Apologetics without Apology: Speaking of God in a World Troubled by Religion, by Elaine Graham. British practical theologian Elaine Graham lucidly argues against Tertullian that Jerusalem does “have to do with Athens.” Christians need to dialogue with wider publics and offer coherent accounts of their convictions. Her new apologetics is not based solely on propositions and doctrines, nor is it defensive, antagonistic, or argued from a position of victimhood. It involves listening and speaking, as well as active collaboration with those of diverse faiths and those of none, for the sake of the common good. It entails participating in the mission of God’s love in and for the world. In Graham’s words, “this is a model of apologetics not as a weapon of conversion, but a gesture of solidarity.”
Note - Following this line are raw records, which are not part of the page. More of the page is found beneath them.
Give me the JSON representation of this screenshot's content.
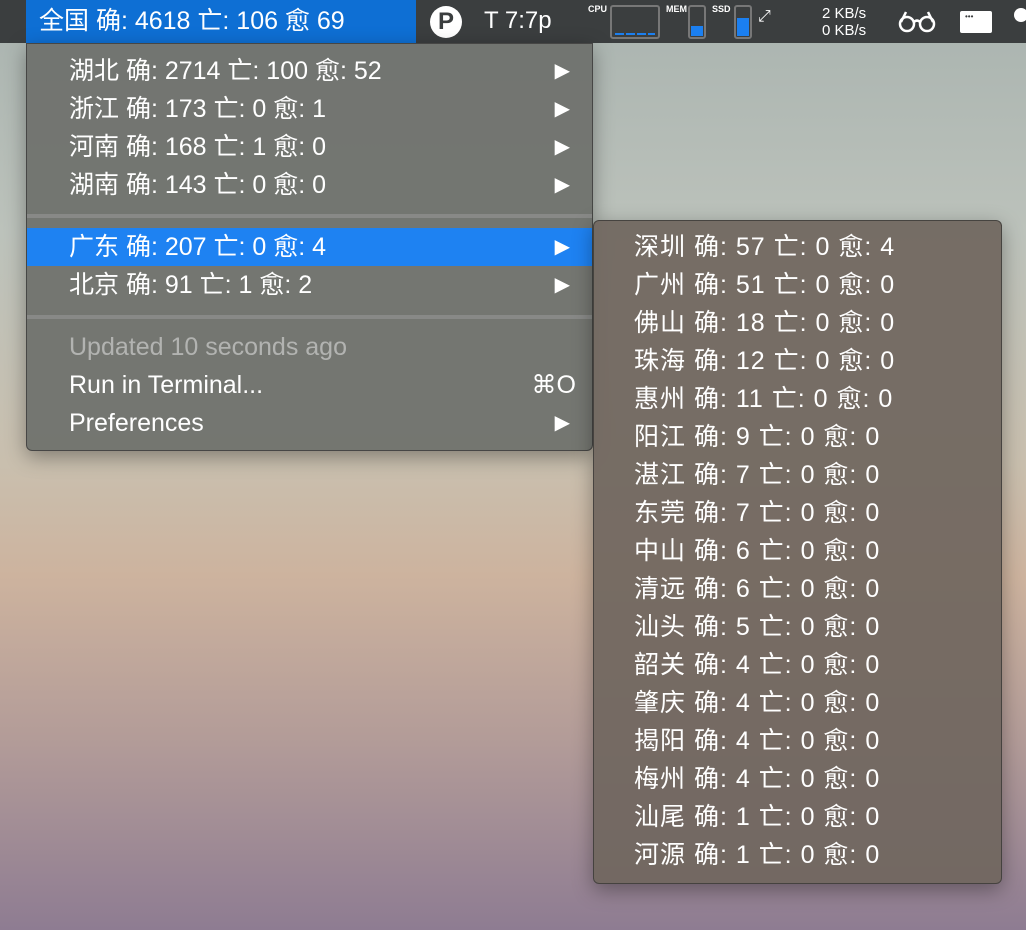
{
  "menubar": {
    "title": "全国 确: 4618 亡: 106 愈 69",
    "p_icon": "P",
    "time_label": "T 7:7p",
    "cpu_label": "CPU",
    "mem_label": "MEM",
    "ssd_label": "SSD",
    "mem_fill": 0.35,
    "ssd_fill": 0.6,
    "net_up": "2 KB/s",
    "net_down": "0 KB/s",
    "accent": "#0e6fd4"
  },
  "menu": {
    "provinces": [
      {
        "label": "湖北 确: 2714 亡: 100 愈: 52"
      },
      {
        "label": "浙江 确: 173 亡: 0 愈: 1"
      },
      {
        "label": "河南 确: 168 亡: 1 愈: 0"
      },
      {
        "label": "湖南 确: 143 亡: 0 愈: 0"
      },
      {
        "label": "广东 确: 207 亡: 0 愈: 4"
      },
      {
        "label": "北京 确: 91 亡: 1 愈: 2"
      }
    ],
    "arrow": "▶",
    "updated": "Updated 10 seconds ago",
    "run_terminal": "Run in Terminal...",
    "run_shortcut": "⌘O",
    "preferences": "Preferences"
  },
  "submenu": {
    "cities": [
      "深圳 确: 57 亡: 0 愈: 4",
      "广州 确: 51 亡: 0 愈: 0",
      "佛山 确: 18 亡: 0 愈: 0",
      "珠海 确: 12 亡: 0 愈: 0",
      "惠州 确: 11 亡: 0 愈: 0",
      "阳江 确: 9 亡: 0 愈: 0",
      "湛江 确: 7 亡: 0 愈: 0",
      "东莞 确: 7 亡: 0 愈: 0",
      "中山 确: 6 亡: 0 愈: 0",
      "清远 确: 6 亡: 0 愈: 0",
      "汕头 确: 5 亡: 0 愈: 0",
      "韶关 确: 4 亡: 0 愈: 0",
      "肇庆 确: 4 亡: 0 愈: 0",
      "揭阳 确: 4 亡: 0 愈: 0",
      "梅州 确: 4 亡: 0 愈: 0",
      "汕尾 确: 1 亡: 0 愈: 0",
      "河源 确: 1 亡: 0 愈: 0"
    ]
  }
}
We Are Not All Victims: Local Peacebuilding in the Democratic Republic of Congo, by Pamela Couture. Based on a decade of ethnographic research in Kamina, DRC, Pamela Couture tells the story of the peacemaking activities of the Luba people and their religious leaders. Her account is based on the recorded (and in some cases, translated) testimonies of 78 people who publicly bore witness to the struggle, along with numerous interviews and prolonged periods of participant observation. Noting the tendency of Western authors to interpret Congolese life only in terms of violence, intrigue, victims, and perpetrators, Couture presents the Luba as agents, people who “live ordinary lives and rise to extraordinary courage when the times call for it.” Couture’s use of the genre of creative nonfiction makes the book accessible and compelling.